John Samuelsen, president of the Transport Workers Union, also criticized the MTA, but defended his union.

"Certainly, the MTA should have reacted sooner than they reacted. And our response to that was to give out our own masks, 50,000 of them. We're the only union, and the first union in the country, to give out respiratory masks to our members in New York City," he said.

Train conductor Tramell Thompson, who is currently under quarantine, also criticized the agency.

“The number of employees who passed away… is reflective of the action that the MTA took in the beginning of this pandemic," he said. “They dropped the ball… And there’s going to be more people to die, unfortunately, because they took so long to get us the protection that we needed.”

Some family members of deceased MTA workers, like the aforementioned Patoir family, want their deaths recorded as “line-of-duty” fatalities.

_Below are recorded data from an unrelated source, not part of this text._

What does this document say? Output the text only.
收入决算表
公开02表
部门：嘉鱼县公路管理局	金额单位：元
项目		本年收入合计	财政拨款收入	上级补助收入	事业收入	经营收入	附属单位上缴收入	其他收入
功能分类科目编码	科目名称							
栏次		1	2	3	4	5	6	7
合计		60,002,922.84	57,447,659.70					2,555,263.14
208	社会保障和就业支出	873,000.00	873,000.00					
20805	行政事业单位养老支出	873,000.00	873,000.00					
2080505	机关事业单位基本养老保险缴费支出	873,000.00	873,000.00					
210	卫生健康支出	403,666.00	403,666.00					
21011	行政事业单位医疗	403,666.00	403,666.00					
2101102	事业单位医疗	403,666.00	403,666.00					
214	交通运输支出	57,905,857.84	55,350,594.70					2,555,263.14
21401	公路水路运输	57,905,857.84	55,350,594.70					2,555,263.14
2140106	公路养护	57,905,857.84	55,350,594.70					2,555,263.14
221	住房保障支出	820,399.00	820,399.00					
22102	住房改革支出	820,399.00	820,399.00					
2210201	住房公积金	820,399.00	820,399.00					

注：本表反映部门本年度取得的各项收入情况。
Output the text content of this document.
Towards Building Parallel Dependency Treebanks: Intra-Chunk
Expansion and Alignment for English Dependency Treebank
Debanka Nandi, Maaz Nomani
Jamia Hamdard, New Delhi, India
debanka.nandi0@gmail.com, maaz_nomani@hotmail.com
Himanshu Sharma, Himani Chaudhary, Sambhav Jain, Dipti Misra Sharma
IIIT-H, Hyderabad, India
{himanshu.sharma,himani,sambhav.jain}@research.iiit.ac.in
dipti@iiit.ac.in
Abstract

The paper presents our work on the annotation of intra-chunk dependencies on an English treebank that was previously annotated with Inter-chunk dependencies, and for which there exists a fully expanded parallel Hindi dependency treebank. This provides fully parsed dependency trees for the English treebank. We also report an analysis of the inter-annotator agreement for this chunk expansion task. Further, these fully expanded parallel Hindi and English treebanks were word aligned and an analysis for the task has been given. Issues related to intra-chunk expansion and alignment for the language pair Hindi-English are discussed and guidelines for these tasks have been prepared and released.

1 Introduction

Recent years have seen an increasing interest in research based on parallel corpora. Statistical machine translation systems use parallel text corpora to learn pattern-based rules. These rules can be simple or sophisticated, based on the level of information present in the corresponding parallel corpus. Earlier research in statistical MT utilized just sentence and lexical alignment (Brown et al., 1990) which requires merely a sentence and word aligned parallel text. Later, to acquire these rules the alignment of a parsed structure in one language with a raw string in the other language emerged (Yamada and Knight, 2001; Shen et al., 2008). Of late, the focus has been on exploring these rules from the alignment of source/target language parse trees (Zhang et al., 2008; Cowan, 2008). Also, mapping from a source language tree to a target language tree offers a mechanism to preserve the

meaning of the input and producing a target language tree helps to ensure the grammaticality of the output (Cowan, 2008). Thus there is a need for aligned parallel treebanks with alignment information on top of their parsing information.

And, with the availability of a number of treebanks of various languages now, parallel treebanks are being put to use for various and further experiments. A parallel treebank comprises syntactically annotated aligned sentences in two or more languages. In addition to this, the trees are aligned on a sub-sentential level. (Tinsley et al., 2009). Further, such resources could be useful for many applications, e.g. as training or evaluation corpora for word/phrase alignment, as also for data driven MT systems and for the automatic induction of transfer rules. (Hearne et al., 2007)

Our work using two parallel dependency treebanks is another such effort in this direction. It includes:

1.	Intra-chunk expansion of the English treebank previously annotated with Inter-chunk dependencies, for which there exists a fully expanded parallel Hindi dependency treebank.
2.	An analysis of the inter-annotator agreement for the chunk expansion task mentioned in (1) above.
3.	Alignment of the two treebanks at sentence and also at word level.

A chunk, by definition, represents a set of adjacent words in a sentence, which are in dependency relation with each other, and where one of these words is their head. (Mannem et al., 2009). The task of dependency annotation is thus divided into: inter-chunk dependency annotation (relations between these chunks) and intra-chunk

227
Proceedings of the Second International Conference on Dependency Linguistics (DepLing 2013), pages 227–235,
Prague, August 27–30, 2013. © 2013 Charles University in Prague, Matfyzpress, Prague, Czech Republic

"I think that it is very important for [my father’s death] to be recognized as an on-the-job death," Nache Patoir said.

On that basis, the MTA would be required to pay $500,000 to each family -- ten times the amount paid out for a death from natural causes.

Republican City Councilman Joe Borelli from Staten Island supports paying out benefits to families of MTA workers, and other public employees, who perished on the job.

“They have to face the danger. They don't have a choice not to," Borelli said. "They must still come and make sure the trains are running, make sure the police calls are getting responded to, make sure people on Rikers Island [prison] are still being held in custody.”

Patoir’s daughter Nache said of her father: “He understood, even before right now, before this time, before the pandemic hit, that he was an essential worker… We don’t even know what we’re going to do for health insurance. We don’t know how we are going to pay the mortgage.”

Transit union bosses also want these families to have some security.

“There must be a presumption that they were exposed in the system, working this system," said union president Samuelsen. "They come to work every single day doing yeoman’s work, doing heavy lifting for society.”

However, the MTA itself said that the presumption that workers died as a result of exposure on the job must be established by the federal government, who would also bear the high costs of line-of-duty death benefits.

Samuelsen believes the MTA should pay now and get reimbursed by the feds later.

“That's a horrific statement for [MTA] to make," Samuelsen said. "They should step up, honor their workforce, assert positively these are heroic line-of-duty deaths.”